If you recall, ZooKeeper uses a filesystem API to enable clients to build higher-level coordination primitives (group membership, locking, barrier sync). This paper is interesting because it takes ZooKeeper and uses it directly as a metadata server for a filesystem leveraging the filesystem API ZooKeeper exposes in a literal manner. FUSE is used to act as a glue between the ZooKeeper as MDS and the underlying physical storage filesystem.

Distributed Union FileSystem (DUFS) architecture

A DUFS client instance does not interact directly with other DUFS clients; Any necessary interaction is made through ZooKeeper service. The figure shows the basic steps required to perform an open() operation on a file using DUFS.

A. The open() call is intercepted by FUSE which gives the virtual path of the file to DUFS.
B. DUFS queries ZooKeeper to get the Znode based on the filename and to retrieve the file id (FID).
C. DUFS uses the deterministic mapping function to find the physical path associated to the FID.
D. Finally, DUFS opens the file based on its physical path. The result is returned to the application via FUSE.

Alternatively, directory operations take place only at the metadata level, so only ZooKeeper is involved and not the back-end storage. For example, the directory stat() operation is satisfied at the Zookeeper itself (the back-end storage is not contacted) since we maintain the entire directory hierarchy in Zookeeper.

Evaluation

These tests were performed on a Linux cluster. Each node has a dual Intel Xeon E5335 CPU (8 cores in total) and 6GB memory. A SATA 250GB hard drive is used as the storage device on each node. The nodes are connected with 1GigE.

I am bugged by some of the limitations of the evaluation. In these tests the ZooKeeper servers are colocated (running on the same node) as the DUFS client. This naturally achieves wonders for read request latencies! But this is not a very reasonable set up. Moreover, the clients are not under the control of DUFS, so it is not a good idea to deploy your ZooKeeper servers on clients which are uncontrolled and can disconnect any time. Finally, this disallows clients from faraway. Of course ZooKeeper does not scale to WAN environment, and all the tests are done in a controlled cluster environment.

Conclusion

This paper investigates an interesting idea, that of using ZooKeeper as MDS of parallel filesystems to provide some scalability to the MDS. Thanks to the advantages of ZooKeeper, this allows improved read access because those can be served consistently from any ZooKeeper server.
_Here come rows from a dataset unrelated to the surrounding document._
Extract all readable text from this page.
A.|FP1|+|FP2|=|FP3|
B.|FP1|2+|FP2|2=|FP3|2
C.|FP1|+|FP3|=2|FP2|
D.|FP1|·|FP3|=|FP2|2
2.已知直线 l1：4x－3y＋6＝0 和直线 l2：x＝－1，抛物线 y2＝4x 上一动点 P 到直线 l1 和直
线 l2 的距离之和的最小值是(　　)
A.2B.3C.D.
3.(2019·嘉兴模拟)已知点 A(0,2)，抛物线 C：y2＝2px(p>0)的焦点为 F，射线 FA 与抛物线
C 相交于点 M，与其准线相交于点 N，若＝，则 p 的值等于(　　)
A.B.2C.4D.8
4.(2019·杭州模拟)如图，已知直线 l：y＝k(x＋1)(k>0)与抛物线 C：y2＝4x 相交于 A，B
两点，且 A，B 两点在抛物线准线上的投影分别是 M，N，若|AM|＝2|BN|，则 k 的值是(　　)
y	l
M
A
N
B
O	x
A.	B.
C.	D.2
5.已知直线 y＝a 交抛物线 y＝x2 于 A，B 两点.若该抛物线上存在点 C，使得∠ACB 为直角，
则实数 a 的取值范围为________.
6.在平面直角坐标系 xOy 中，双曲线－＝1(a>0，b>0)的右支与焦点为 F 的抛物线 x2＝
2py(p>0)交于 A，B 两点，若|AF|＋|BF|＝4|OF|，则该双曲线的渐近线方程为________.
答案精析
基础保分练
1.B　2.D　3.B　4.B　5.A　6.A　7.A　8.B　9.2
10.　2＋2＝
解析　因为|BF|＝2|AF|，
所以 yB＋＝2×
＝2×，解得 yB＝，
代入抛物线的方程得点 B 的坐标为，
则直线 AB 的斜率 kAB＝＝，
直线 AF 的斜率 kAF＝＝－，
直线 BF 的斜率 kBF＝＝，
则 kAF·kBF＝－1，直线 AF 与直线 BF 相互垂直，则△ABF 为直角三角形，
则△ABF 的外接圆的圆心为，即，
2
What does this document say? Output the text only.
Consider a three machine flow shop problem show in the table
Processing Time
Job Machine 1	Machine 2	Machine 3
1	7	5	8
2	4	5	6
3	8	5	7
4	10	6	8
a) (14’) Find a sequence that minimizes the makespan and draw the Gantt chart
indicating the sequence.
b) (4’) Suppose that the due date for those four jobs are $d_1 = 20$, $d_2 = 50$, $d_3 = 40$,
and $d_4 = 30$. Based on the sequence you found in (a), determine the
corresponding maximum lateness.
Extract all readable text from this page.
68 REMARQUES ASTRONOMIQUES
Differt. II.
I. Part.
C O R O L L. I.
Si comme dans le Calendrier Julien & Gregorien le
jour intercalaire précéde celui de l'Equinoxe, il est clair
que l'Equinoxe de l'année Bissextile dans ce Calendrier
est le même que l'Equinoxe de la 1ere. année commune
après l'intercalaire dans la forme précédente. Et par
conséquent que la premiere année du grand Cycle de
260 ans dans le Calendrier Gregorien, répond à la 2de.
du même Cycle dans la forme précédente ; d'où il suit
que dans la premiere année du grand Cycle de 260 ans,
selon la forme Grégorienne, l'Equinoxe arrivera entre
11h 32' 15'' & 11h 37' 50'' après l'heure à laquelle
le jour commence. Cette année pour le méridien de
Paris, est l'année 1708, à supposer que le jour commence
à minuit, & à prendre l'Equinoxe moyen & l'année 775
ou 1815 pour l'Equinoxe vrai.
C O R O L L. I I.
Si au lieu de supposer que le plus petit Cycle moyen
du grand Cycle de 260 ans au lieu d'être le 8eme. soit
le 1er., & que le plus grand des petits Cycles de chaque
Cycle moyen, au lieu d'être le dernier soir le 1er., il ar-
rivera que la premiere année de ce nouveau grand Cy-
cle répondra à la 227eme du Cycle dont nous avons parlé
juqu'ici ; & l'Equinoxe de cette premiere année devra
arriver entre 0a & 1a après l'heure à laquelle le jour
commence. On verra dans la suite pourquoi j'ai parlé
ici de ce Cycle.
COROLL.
And, due to limitations of the ZooKeeper, this fails to address the scalability of update requests (throughput of update operations actually decrease as the number of ZooKeeper replicase increase) and also lacks the scalability needed for WAN deployments. Another limitation of this approach is that the metadata need to be able to fit into a single ZooKeeper server (and of course also the ZooKeeper replicas), so there is a scalability problem with respect to the filesystem size as well.

We are working on a scalable WAN version of ZooKeeper, and we will use the parallel filesystems as our application to showcase a WAN filesystem leveraging our prototype coordination system.